Jordan is of interest to the committee because he was in contact with Trump on Jan. 6 and was involved in meetings and talks from late 2020 to early 2021 on ways to overturn the 2020 presidential election that Trump and other Republicans falsely claim was tilted by Democrats in favor of Joe Biden, the panel said.

The committee wants to hear from Biggs because he participated in meetings to plan components of Jan. 6 and was part of an effort to bring protesters to Washington, D.C., for the counting of Electoral College votes. He was also a part of efforts to convince state officials that the 2020 presidential election was stolen, the panel said.

Brooks, who spoke at Trump’s Save America Rally on the Ellipse, said rioters should “start taking down names and kicking ass” and has publicly said Trump urged him to work to “rescind the election of 2020” and make Trump president once more.

Furthermore, the panel says it has evidence that members of Brooks’ staff met with former Vice President Mike Pence’s staff before Jan. 6, a meeting during which it was relayed by the vice president’s team that Pence lacked the legal authority to refuse to count certified electoral votes, according to the committee.

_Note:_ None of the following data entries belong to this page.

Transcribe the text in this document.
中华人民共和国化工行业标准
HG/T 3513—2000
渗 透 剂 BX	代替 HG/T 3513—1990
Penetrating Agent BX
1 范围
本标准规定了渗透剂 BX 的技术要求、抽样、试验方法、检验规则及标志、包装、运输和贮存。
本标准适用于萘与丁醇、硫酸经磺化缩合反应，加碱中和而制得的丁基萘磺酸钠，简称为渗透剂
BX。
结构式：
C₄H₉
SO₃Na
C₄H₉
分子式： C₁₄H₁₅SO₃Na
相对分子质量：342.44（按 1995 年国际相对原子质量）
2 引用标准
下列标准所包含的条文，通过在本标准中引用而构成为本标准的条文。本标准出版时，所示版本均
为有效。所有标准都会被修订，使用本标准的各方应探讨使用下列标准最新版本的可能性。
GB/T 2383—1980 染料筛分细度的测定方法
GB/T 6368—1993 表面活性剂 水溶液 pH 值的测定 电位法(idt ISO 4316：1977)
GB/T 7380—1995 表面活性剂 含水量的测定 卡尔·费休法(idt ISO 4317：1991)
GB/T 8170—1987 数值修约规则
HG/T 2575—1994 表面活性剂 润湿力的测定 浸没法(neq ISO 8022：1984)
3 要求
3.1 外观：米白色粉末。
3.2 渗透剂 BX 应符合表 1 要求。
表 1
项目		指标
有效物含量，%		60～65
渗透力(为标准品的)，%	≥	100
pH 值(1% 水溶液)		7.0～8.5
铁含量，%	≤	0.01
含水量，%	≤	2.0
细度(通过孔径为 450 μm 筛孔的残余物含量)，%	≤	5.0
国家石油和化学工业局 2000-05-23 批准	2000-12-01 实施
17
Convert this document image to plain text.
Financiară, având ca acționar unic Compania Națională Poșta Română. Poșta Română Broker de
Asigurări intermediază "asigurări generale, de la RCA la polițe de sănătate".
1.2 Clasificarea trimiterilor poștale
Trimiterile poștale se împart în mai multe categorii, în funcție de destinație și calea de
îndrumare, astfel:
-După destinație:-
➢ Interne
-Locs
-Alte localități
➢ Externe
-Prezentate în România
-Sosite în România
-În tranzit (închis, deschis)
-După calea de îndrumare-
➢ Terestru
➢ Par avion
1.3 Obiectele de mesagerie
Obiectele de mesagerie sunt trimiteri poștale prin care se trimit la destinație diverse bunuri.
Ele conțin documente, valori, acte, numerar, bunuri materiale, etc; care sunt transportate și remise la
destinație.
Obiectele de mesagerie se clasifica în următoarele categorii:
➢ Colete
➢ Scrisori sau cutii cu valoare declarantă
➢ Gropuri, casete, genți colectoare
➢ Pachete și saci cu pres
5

Thompson said there will be eight hearings in June, starting on the 9th. He said he has asked certain members to handle specific components of the hearings.

Asked if the committee can complete its work effectively without the depositions of McCarthy, Perry, Brooks, Jordan and Biggs, Thompson replied, “It would add additional clarity to the investigation. I hope they come. But we are committed to producing a qualified document that will stand any scrutiny that it receives.”

Last week, Rep. Ronny Jackson, R-Texas, was among those asked by the committee to voluntarily appear for an interview. Thompson did not rule out sending more subpoenas.

“We’re not through issuing subpoenas, you know, so there are a number of people we’re looking at,” Thompson said, “but this is our first tranche of subpoenas that we pushed out.”